Friday, June 18, 2010

Swimming Lessons can Save your Child's Life

The American Academy of Pediatrics has taken a new stance on swimming lessons for very young kids.

"The most important message of the new policy statement is not so much that we're relaxing our policy on swimming lessons but that swimming lessons are part of a multifaceted drowning-prevention scheme that includes careful, capable supervision and a good pool safety fence or pool barrier," said Dr. Jeffrey Weiss, the statement's lead author.

In the past, the Academy had said that children weren't developmentally ready for swimming lessons until after their fourth birthday. But based on recent research, the academy is now "saying it's sort of a parent's call," said Weiss, a fellow of the American Academy of Pediatrics.

If parents want their 1- to 4-year-old children to have swimming lessons, "we don't see any major dangers in that," he said.

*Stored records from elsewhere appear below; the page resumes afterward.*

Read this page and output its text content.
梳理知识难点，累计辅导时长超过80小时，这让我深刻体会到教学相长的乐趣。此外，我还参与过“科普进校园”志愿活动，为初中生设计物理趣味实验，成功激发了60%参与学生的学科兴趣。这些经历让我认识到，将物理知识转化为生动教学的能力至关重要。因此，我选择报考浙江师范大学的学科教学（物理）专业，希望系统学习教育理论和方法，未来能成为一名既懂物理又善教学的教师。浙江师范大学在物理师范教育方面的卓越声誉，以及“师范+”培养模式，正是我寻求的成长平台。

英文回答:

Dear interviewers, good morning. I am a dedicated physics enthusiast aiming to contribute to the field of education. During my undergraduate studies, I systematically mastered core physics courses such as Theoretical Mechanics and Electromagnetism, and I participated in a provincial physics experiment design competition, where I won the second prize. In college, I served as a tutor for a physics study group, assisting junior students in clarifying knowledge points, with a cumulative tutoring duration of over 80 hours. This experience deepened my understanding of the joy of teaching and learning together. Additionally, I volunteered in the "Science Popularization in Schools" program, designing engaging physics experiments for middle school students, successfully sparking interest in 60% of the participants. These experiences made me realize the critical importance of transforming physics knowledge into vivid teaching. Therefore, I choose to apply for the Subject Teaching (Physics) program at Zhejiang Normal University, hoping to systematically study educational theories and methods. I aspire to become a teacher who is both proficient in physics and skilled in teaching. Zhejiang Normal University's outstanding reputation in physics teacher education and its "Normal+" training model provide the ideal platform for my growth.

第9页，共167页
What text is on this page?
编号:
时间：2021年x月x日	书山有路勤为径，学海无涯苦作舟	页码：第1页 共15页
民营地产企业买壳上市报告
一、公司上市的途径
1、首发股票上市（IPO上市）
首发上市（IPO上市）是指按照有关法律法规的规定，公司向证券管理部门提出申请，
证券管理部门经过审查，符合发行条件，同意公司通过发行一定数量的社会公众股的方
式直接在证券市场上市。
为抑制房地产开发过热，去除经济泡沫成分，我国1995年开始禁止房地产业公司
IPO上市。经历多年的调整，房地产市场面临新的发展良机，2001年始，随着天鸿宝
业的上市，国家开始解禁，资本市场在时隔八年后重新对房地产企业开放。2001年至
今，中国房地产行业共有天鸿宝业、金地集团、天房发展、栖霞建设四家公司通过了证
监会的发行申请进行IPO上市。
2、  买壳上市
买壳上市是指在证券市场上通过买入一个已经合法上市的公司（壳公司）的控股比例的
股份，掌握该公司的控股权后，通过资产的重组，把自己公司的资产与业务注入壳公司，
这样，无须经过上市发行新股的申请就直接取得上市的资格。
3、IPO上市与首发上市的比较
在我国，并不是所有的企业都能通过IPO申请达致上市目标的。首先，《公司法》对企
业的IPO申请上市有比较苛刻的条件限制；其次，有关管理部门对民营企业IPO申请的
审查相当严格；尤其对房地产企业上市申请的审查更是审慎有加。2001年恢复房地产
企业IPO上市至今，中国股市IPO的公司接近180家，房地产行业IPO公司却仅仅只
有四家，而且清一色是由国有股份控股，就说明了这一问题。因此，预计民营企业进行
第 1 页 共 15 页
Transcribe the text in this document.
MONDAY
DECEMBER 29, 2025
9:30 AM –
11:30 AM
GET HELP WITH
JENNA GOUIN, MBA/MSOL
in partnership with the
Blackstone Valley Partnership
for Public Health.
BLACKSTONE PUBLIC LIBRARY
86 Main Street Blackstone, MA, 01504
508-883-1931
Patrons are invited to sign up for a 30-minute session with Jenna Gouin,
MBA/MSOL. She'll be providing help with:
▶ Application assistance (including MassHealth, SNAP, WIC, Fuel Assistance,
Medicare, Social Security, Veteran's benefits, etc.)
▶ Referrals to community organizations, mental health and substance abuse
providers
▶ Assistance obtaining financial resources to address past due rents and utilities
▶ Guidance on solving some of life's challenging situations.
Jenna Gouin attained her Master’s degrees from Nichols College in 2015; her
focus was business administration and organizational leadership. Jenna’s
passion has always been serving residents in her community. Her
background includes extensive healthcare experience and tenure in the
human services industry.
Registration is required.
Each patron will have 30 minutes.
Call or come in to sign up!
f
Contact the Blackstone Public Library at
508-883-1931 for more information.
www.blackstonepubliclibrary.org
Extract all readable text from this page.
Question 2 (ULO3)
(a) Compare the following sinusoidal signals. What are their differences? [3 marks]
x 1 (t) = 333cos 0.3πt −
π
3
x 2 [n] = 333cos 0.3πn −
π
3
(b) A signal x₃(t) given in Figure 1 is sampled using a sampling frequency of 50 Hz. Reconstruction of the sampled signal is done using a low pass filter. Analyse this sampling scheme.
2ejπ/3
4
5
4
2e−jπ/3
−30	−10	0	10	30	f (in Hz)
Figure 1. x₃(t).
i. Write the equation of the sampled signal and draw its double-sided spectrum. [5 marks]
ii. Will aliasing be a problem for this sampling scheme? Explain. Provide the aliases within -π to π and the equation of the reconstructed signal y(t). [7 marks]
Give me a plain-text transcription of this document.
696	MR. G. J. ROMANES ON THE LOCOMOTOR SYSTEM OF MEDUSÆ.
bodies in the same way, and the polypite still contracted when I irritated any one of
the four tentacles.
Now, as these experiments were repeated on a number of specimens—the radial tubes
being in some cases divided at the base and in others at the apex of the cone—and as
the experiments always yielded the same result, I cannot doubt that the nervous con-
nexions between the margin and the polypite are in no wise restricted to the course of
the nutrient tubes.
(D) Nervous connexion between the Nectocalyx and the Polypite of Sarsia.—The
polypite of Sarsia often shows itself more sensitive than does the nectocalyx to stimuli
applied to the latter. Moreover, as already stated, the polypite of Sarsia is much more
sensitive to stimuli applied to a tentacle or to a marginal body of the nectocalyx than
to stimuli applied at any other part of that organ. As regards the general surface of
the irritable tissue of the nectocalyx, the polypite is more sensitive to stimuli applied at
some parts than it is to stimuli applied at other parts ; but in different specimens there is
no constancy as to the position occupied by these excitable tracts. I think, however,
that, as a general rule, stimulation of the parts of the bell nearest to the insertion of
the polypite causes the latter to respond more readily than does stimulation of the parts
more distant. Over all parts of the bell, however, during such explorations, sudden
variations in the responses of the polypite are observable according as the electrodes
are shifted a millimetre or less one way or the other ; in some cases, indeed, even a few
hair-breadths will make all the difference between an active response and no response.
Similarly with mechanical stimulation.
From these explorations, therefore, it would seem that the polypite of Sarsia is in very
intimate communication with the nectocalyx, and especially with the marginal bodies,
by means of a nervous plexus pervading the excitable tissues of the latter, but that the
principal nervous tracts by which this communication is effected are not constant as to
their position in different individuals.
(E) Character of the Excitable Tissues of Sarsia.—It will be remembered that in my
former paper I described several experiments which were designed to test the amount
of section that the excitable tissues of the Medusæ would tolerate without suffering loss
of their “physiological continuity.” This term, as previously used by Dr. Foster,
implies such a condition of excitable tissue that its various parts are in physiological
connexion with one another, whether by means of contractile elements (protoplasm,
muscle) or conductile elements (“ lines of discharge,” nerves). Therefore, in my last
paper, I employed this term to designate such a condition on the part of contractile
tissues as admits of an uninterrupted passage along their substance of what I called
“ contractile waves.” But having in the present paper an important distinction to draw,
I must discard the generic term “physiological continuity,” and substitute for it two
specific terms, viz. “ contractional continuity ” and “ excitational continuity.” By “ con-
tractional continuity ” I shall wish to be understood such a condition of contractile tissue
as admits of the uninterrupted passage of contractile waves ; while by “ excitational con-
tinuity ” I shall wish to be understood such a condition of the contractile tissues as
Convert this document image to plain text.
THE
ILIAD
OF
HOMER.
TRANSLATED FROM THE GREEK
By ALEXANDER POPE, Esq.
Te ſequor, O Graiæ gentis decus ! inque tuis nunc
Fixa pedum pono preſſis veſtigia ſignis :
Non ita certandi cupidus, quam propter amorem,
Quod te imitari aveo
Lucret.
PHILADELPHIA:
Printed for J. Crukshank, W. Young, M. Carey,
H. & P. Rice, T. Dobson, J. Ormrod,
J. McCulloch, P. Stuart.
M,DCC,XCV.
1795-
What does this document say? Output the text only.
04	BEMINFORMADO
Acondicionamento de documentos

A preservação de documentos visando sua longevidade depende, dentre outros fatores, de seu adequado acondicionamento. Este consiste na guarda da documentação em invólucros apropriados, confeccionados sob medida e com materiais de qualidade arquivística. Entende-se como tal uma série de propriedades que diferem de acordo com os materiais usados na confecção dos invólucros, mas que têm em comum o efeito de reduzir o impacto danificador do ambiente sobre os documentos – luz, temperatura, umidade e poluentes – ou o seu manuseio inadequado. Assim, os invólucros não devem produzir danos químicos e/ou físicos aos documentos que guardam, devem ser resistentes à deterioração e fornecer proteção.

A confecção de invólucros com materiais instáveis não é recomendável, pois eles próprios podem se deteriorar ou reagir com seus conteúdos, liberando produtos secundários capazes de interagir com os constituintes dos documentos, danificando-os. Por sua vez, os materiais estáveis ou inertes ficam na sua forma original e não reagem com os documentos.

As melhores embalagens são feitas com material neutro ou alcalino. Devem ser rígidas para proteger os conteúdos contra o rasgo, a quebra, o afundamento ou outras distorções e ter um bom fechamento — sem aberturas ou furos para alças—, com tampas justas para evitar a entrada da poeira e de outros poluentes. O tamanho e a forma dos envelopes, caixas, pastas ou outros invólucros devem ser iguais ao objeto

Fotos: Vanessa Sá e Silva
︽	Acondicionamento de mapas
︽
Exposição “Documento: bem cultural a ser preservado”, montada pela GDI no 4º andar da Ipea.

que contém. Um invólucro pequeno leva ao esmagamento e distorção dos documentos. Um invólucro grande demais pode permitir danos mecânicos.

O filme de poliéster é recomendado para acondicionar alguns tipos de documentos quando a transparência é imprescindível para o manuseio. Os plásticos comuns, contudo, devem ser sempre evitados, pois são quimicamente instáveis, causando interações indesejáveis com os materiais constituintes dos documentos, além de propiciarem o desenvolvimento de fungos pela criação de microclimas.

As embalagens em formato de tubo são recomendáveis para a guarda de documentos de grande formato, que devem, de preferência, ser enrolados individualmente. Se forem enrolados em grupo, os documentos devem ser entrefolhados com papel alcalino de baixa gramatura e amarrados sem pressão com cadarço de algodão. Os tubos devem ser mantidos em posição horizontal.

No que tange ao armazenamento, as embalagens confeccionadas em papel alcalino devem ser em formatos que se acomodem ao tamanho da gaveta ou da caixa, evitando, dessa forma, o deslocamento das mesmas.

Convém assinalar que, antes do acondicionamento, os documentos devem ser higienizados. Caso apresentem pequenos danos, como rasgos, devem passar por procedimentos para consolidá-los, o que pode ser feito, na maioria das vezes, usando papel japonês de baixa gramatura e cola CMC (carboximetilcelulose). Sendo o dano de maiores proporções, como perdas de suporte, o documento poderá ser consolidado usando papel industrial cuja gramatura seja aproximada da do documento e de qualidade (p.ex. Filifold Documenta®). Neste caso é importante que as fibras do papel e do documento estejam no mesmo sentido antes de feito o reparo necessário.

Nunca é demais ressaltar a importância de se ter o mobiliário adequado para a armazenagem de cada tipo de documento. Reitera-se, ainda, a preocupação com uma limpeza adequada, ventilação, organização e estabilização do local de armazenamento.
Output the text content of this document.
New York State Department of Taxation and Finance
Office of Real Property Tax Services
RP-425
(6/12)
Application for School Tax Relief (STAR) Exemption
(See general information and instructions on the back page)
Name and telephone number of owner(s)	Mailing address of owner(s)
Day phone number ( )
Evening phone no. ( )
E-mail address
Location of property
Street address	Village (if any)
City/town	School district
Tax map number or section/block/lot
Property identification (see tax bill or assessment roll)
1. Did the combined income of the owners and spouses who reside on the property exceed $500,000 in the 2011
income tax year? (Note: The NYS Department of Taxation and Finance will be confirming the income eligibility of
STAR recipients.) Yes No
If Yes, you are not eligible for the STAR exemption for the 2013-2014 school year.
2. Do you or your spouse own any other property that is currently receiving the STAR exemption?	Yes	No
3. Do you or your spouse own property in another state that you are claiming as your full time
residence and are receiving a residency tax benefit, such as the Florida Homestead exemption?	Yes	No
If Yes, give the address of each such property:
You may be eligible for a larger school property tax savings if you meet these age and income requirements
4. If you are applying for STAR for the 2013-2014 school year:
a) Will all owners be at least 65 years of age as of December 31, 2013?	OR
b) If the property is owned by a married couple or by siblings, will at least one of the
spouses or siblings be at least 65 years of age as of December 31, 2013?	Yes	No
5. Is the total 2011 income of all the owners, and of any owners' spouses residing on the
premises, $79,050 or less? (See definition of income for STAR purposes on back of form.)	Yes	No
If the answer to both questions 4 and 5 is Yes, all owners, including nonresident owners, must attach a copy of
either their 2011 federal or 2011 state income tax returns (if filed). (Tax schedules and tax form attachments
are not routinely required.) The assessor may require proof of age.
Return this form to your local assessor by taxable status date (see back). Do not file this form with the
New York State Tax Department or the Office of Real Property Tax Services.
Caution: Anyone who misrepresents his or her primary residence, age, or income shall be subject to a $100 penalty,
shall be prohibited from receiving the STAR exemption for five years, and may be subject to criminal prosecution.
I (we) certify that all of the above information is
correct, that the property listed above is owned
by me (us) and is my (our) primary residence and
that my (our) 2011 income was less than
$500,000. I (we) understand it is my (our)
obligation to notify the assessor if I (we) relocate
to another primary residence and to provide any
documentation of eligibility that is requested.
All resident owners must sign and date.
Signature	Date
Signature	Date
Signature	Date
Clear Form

In making the decision, parents should consider such factors as how often the child is exposed to water, how mature the child is, physical limitations and any swimming-related health concerns, such as the risk of infectious illnesses and lung problems, the policy statement says. Also, "children need to be taught never to swim alone and not to swim without adult supervision," the statement says.

It's also important for kids to seek their parents' OK, said Mary Duke Connell, aquatic director at the Baptist East/Milestone Wellness Center. "With all the private lessons and group lessons that we teach, we have the children ask their parents (or another trusted adult for) permission to go swimming, so that they get in the habit of letting their parents know whenever they want to be in and around the water," Connell said. "It's just so important to stress safety around a pool."